๐Ÿ‘‹Protocol overview

Stabilis is a protocol which aims to provide the Radix ecosystem with stable assets. At this point in time, only the STAB (STAble Basis) token will be available (on Stokenet).

STAB

The ultimate goal of the Stabilis protocol is creation of STAB. This is done in a similar fashion as stablecoins such as DAI or LUSD: it is borrowed.

To borrow STAB, the user provides the protocol with a collateral. The collateral value must be higher than 150% of the borrowed STAB's value (reffered to as the MCR from here on) and ensures the borrowed STAB is always backed by assets of at least their value. In return for this collateral, the protocol provides the borrower with the freshly-minted STAB tokens and a Loan Receipt. By showing the protocol their previously acquired receipt, one can prove to be the owner of a loan and exchange their STAB for their collateral again.

There are some dangers to borrowing STAB though. When one's collateral value falls below the MCR, being liquidated is a possibility. This means a third party is able to pay off the STAB debt in return for part of the collateral. The collateral loss will be higher than 100% of the debt, so being liquidated is no bueno! Penalties aren't set in stone yet, but on Stokenet 110% of the debt value goes to the liquidator and 10% of the debt goes to the protocol.

Of course, to prevent liquidation, it is possible to add some collateral to a loan. Similarly, one can also remove collateral from a loan, as long as the value of their collateral stays above the MCR (or even pay off the entirety of the debt to regain possession of the collateral).

Interest rate

The unique feature of STAB however, is that it is not hard-pegged to a single USD valuation; STAB tokens are subject to an interest rate. The interest rates can vary from -33.33% to +50% per year and are set by STAB supply and demand. The interest rates work on the peg / internal price of STAB. For example, an interest rate of -10% would change STAB's peg from $1.00 to $0.90 over a year's time. Negative interest is attractive for STAB borrowers, as their debt decreases over time, whereas positive interest is attractive for STAB holders, as their assets increase in value.

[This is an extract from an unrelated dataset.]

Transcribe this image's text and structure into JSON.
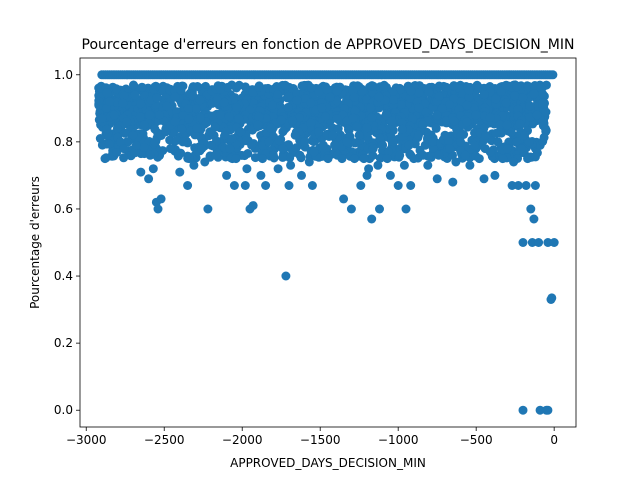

As previously mentioned, this interest rate is set by supply and demand. To do this, the protocol keeps track of an internal price (or peg), which it believes STAB should trade at on the open market. If the internal price is higher than the open market price, STAB is in low demand and interest rates increase. Conversely, if the open market price is higher than the internal price, STAB is in high demand and interest rates decrease! To keep track of the STAB price, an AMM is built into the protocol, where the user can swap their XRD for STAB.